Five Ways The Ukraine War Could Become A Nuclear Conflict

Loren Thompson

Use of even one nuclear device in the Ukraine war would change everything.WIKIPEDIA

Eighteen months into war between Russia and Ukraine, the conflict has become nearly invisible to many Americans. News from the front is frequently reduced to a few sentences, and each new day’s reporting sounds like yesterday’s.

As Western nations have gradually crossed every “red line” laid down by Russian President Vladimir Putin, Moscow’s repeated warnings about the possibility of nuclear weapons being used have ceased to elicit fear.

Thus, when Deputy Chairman of the Russian Security Council Dmitry Medvedev warned on June 30 that success of the current Ukrainian counter-offensive might provoke a “nuclear conflagration,” his comment was barely noticed. Some Western observers seem to have concluded such statements are a bluff, despite the frequency with which they are issued by senior Russian officials.

The Biden administration takes the warnings seriously, and has sought to find a middle ground between doing too little and doing too much in arming Kyiv. Nonetheless, there is inherent danger in supporting war on the doorstep of another nuclear power. Nobody in Washington can claim to understand with any precision what Putin’s inner circle is thinking, or how it might react to a variety of plausible developments.

Against that backdrop, here are five scenarios in which Moscow might decide to “go nuclear.” Since US planning scenarios typically anticipate that the nuclear threshold initially would be breached in a limited and local way, I will confine myself mainly to situations in which Russia employs tactical weapons—of which it has roughly 1,900.

Russian conventional forces falter on the battlefield. The performance of Russian forces in the war has been so poor that further battlefield reverses cannot be discounted. In addition to various disabilities noted to date, Moscow’s military now faces growing shortfalls in the availability of precision munitions, and the loss of Wagner Group mercenaries on the front line.

At some point, the limited use of lower-yield nuclear weapons might come to be viewed as the only available option for staving off defeat. Moscow has a variety of weapons stationed near Ukraine such as the Iskander missile that are capable of delivering both conventional and nuclear warheads, and failing in that it could fall back on its under-utilized air force.

Initial nuclear use would likely be confined to Ukraine, and designed mainly to shock Kyiv into submission. Putin has good reason to believe that any such application of force would result in a complete rethink of Western strategy for the conflict.

Ukraine threatens core Russian interests. Kyiv is gradually stepping up its attacks on targets inside Russia. If these operations were to begin having a significant impact on governmental or economic infrastructure, they could provoke a nuclear response pursuant to longstanding Russian nuclear doctrine.
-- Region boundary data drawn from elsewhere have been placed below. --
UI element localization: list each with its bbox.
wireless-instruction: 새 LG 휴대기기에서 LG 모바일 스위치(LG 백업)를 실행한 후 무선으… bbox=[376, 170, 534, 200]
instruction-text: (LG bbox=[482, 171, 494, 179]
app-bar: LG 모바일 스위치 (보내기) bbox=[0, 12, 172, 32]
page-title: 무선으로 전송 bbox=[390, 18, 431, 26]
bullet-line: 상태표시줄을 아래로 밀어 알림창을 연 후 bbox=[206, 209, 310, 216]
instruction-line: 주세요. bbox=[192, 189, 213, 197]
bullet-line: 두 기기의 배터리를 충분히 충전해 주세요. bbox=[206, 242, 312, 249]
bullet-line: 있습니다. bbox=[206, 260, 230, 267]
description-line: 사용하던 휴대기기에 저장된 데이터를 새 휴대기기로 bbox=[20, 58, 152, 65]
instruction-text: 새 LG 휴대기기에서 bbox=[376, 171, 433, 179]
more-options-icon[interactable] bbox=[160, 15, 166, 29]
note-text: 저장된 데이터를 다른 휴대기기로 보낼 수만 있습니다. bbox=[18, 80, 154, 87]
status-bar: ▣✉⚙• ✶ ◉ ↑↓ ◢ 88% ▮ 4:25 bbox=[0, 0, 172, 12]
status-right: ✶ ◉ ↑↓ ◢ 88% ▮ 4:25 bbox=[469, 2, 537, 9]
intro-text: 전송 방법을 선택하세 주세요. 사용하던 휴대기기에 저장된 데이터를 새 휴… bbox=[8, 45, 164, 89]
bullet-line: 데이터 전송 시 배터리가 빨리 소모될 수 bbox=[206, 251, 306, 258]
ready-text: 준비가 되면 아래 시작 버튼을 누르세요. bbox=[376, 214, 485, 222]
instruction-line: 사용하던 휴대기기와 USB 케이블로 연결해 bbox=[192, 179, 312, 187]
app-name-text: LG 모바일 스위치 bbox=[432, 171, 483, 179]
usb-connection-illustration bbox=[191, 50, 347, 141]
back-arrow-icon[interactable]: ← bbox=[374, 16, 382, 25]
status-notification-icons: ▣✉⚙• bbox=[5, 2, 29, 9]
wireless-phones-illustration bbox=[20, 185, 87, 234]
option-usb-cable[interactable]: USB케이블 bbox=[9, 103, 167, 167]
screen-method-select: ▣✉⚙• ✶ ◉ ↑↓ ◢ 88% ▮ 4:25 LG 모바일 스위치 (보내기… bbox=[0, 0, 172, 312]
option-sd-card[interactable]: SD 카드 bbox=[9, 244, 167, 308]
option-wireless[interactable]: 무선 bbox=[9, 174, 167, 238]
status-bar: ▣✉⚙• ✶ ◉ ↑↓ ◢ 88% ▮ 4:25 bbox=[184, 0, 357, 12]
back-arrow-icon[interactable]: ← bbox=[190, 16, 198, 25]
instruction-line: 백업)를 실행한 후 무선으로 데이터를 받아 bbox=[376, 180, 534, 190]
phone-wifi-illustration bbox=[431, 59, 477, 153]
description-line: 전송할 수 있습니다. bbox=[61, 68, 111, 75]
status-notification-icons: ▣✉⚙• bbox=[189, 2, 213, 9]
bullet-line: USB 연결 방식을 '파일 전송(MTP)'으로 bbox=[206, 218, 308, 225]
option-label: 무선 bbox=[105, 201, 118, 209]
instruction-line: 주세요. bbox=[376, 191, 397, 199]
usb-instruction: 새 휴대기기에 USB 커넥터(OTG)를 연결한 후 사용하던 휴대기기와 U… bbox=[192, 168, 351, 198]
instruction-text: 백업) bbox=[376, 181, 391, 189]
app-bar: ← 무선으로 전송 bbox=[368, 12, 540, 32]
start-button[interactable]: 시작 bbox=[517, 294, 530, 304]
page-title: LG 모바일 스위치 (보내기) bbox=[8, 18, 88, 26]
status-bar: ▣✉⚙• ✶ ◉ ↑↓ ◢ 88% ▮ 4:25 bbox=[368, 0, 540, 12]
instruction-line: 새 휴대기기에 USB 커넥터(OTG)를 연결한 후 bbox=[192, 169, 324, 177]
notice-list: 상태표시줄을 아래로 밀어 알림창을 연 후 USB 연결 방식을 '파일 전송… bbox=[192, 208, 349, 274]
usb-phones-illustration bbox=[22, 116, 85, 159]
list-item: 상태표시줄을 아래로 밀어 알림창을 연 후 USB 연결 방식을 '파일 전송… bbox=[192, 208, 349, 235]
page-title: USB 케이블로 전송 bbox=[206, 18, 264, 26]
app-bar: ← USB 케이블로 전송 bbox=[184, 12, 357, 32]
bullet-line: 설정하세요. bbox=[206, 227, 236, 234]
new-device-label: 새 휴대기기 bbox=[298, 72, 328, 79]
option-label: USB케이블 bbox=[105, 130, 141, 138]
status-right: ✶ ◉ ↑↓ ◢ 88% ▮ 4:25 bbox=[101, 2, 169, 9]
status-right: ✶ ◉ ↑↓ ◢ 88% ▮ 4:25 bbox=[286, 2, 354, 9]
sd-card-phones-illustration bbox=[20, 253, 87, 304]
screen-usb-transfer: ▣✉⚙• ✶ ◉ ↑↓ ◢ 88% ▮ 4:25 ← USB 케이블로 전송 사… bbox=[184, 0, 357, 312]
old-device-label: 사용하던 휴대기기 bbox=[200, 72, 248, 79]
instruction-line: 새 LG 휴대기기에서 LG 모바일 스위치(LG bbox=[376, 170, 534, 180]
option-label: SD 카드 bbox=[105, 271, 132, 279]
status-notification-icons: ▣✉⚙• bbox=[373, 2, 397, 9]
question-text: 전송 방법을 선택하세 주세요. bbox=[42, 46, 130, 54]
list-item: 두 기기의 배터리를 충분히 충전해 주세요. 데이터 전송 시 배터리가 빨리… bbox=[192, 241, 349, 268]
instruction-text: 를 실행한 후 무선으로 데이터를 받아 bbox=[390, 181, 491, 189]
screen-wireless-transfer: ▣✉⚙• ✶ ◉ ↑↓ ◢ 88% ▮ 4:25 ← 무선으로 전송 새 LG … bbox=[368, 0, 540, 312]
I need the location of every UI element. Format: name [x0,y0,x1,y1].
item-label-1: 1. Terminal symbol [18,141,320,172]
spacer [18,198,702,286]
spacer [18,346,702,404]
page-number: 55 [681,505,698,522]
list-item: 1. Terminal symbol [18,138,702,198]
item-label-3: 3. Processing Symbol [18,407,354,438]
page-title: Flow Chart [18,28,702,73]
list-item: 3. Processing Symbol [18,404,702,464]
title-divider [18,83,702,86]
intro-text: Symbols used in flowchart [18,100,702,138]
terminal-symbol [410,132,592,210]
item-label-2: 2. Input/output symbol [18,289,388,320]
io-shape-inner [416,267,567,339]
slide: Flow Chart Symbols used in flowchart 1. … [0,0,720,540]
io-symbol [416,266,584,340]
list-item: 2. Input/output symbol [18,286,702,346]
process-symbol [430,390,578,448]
The West does not have a fine understanding of how Putin & Co. define their nation’s core interests, and whatever views they currently harbor are subject to change as the fortunes of war shift. For instance, an invasion of the Crimean Peninsula might be deemed a threat to Russia’s core interests even though it was only annexed by Moscow nine years ago. The possibility of limited and local nuclear use is increased by the fact that Kyiv has no capacity to respond in kind.

Moscow misreads military signals. The worse the war goes for Moscow, the more Putin’s inner circle will retreat into a siege mentality where fear takes the place of calm deliberation. In such circumstances, it is plausible that ambiguous indications of military action rendered by a mediocre intelligence system could lead to a precipitous response.

It would not be the first time that Moscow misinterpreted intelligence. Anthony Barrett of the RAND Corporation reports that in 1983, a NATO military exercise called Able Archer was misconstrued by Russian leaders as cover for a nuclear attack.

That happened in the absence of an actual conflict. Today, with war raging daily near Russia’s border with Ukraine, the possibility of making mistakes is more elevated. After all, Moscow is within range of tactical aircraft that might operate out of Ukraine.

Central control of nuclear forces breaks down. It is a longstanding assumption of Western military planners that Moscow maintains a tight rein on its nuclear forces. However, the quality of technology and training of personnel in the nuclear command-and-control system may have deteriorated in much the same manner that other facets of the military establishment have.

That is particularly true of the theater or tactical nuclear systems that Russia deploys near Eastern Europe. Many of the systems are road-mobile, and thus must be entrusted to local commanders who might have their own ideas about how to respond in an emergency. If the Russians are sensible, such systems do not carry nuclear warheads unless they are under alert for imminent action; but Ukraine could constitute just such a situation.

Whatever the formal procedures are for releasing control of nuclear weapons to local commanders, the performance of Russia’s military in the war to date has been so uneven that there can be no ironclad guarantee against unauthorized use—or for that matter, accidental use in a military exercise.

Putin deposed by extreme nationalists. The Ukraine war has given voice to extreme nationalists in the Russian political culture who frequently invoke Russia’s nuclear arsenal in proposing paths to victory. President Putin has tried to tap into nationalist sentiment, but as the recent revolt of Wagner Group leader Yevgeny Prigozhin demonstrates, that is a dicey game.

What if Prigozhin, or players of his ilk, sought to seize some of Russia’s nuclear weapons? What is they conspired with military leaders to depose Putin and bring a more “decisive” style of leadership to Russia? At that point, all bets would be off and Western capitals might view Putin’s tenure in a different light.

Does this sound fanciful? Perhaps it is. But the simple fact is that the inner workings of the Russian political system are largely opaque to the West, and thus planners need to consider a range of perilous possibilities. If Moscow resorts to the use of nuclear weapons in Ukraine, the White House will need a quick answer to the question, “now what?”